The writing here is not particularly funny or enlightening. What I do find interesting though is my use of words like “epistle” and “Laodiceans”. Very uncharacteristic for this stage of my writing career.
Click here to read “The Hippopotamus”
A Virtuous Hippo
In T.S. Eliot’s “The Hippopotamus,” the reader can see Eliot’s contempt for the church and all of its corruption. He compared the church and its people with a lazy Hippopotamus. By the end of the poem, the Hippo is raised up to heaven with choirs of angels by its side while the church remains on earth amidst a dense fog. By using symbols, Eliot show the reader that even the lowliest creature on earth has more merit than the church with all of its corrupt leaders.
The epistle of the poem first expresses Eliot’s disgust with the apathy that the church exhibits. He makes it known from the very beginning that this poem is directed towards the church members who are indifferent and lazy, such as the Laodiceans. This group of people was described by St. John as “lukewarm, and neither cold nor hot.” Apparently, these people had no emotion towards religion, and Eliot wrote this poem to let them know what they can expect in the future.
In the first six lines of the poem, we are given the description of a hippopotamus. This Hippo is much like the human race because, like it, we are simply made out of “flesh and blood.” The image that we receive of the Hippo is of a fat, lazy, beast sleeping in the mud. This animal represents the lowest person in society, who is worthless in relation to the rest of the world. Eliot attempts to contrast this image with that of a solid church founded upon a rock. This comparison seems almost satirical when one considers that the rock in question is actually a human being. How stable is the church when it is built upon something that is often as worthless as an animal sleeping in some mud? Thus, we wonder how serious Eliot is with this comparison.

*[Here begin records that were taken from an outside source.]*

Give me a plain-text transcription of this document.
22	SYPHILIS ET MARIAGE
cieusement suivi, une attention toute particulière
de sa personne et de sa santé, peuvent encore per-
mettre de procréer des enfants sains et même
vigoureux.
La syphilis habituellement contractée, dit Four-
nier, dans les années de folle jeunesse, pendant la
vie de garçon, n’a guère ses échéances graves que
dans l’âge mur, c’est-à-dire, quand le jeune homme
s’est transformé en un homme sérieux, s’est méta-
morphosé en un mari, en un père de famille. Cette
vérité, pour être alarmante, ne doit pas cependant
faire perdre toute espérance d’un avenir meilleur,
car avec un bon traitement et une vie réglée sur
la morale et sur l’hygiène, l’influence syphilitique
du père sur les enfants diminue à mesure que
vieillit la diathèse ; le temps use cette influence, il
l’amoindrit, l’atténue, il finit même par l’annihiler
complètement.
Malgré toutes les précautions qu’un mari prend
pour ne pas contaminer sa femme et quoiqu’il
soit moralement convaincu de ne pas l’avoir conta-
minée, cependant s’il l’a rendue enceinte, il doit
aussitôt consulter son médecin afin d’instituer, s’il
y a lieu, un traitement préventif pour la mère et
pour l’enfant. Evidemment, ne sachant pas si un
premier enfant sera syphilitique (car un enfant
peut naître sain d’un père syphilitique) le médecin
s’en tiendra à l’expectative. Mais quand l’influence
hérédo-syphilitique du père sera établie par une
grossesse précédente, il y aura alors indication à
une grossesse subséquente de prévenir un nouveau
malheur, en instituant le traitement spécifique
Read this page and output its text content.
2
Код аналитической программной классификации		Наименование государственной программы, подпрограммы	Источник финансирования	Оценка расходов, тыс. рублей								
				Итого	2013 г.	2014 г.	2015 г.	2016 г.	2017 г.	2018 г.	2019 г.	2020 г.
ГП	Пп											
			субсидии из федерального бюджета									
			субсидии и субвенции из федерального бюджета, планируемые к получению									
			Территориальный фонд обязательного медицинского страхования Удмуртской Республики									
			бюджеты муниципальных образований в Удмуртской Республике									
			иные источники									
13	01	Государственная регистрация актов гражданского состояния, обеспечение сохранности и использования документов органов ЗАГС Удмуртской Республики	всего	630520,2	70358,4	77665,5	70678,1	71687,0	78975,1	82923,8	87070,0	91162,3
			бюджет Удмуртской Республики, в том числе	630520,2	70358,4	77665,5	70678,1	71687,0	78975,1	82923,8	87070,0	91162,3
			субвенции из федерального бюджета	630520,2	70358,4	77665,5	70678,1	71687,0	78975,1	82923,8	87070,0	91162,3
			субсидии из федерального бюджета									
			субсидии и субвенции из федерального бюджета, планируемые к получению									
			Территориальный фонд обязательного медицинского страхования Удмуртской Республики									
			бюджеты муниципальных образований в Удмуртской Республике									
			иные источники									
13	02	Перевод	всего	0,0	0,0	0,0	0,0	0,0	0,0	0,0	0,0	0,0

In the next two stanzas, Eliot continues to contrast the church with the hippo. Eliot goes on to say that the Hippopotamus often has problems collecting items necessary for survival because it does not take the proper steps essential for acquiring all that it needs. Here, we see that the Hippo is too lazy and unmotivated to better its position in life. Eliot contrasts this with the church, but once again, his comparisons seem to be deliberately wrong. He states that the church never needs to act in order to receive money from its members. At face value, this may appear to be good, but in actuality, the church is just as lazy and worthless as the Hippo. It does absolutely nothing to acquire money, and it does nothing for society in return. Unlike the Hippo, who can’t even take a mango from a tree, the church takes all that it can from society. Its outstretched arms are capable of collecting dues and contributions from members around the world.
In the last three stanzas of the poem, the reader can see that the Hippo has been taken into heaven with a lot of praise and glory despite its apathy and laziness:
I saw the ‘potamus take wing…
And quiring angels round him sing
The praise of God, in loud hosannas…
Among the saints he shall be seen
Performing on a harp of gold.
He shall be washed as white as snow,…
In spite of the Hippopotamus’ lack of ambition and worthlessness, God has forgiven him and has taken him into heaven. The Hippo is a symbol of the most inactive and lazy being on this planet, and yet, it makes it to heaven while the church must remain on earth. Eliot is showing the reader here his belief that the church is extremely corrupt; so bad that it does not deserve to enter heaven.
It is in this way that T. S. Eliot shows the reader his idea that the church is so awful that its leaders don’t even deserve to enter heaven. By comparing the church to a Hippopotamus, we can see that the church is even more unscrupulous than the lowest and most worthless creature on earth. If a hippopotamus-like person can make it into heaven but a church member cannot, we can see how wretched and sordid the church really is.